Triggered Interconversion of Dynamic Networks Composed of DNA-Tetrahedra Nanostructures.

Abstract

Constitutional dynamic networks (CDNs) consisting of DNA tetrahedra allow the dynamically triggered adaptive control over the compositions and structures of the constituents. In one system, a CDN consisting of four tetrahedra constituents is orthogonally triggered by two alternative triggers, T1 or T2, to reconfigure into two different CDNs, revealing adaptive control-over the tetrahedra compositions in the two CDNs. In the presence of the counter triggers T1' or T2', the parent CDN is regenerated. In the second system, the assembly of a CDN consisting of four dimeric tetrahedra exhibiting variable sizes and shapes is described.
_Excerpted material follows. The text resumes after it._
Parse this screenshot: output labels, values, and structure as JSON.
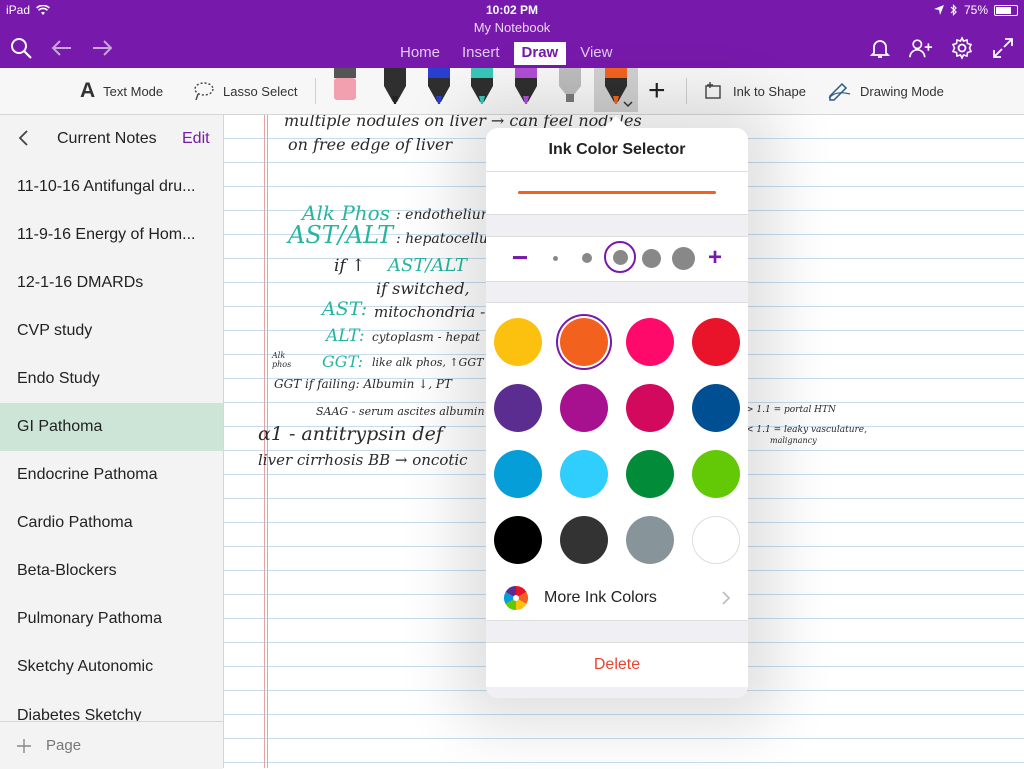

The orthogonal triggering of the CDN by two different triggers T3 or T4, leads to the adaptive reconfiguration of the CDN into new equilibrated CDNs exhibiting control-over the compositions and shapes of the dimeric tetrahedra comprising the CDNs. Mg2+-ion-dependent DNAzyme units conjugated to the tetrahedra nanostructures and complementary electrophoretic experiments provide means to quantitatively evaluate the compositions of the different CDN systems. By the functionalization of the four-tetrahedra-based CDN system with two fluorophor donor-acceptor pairs and the orthogonal reconfiguration of the CDN in the presence of two alternative triggers, the control-over the FRET functions of the CDN systems is demonstrated.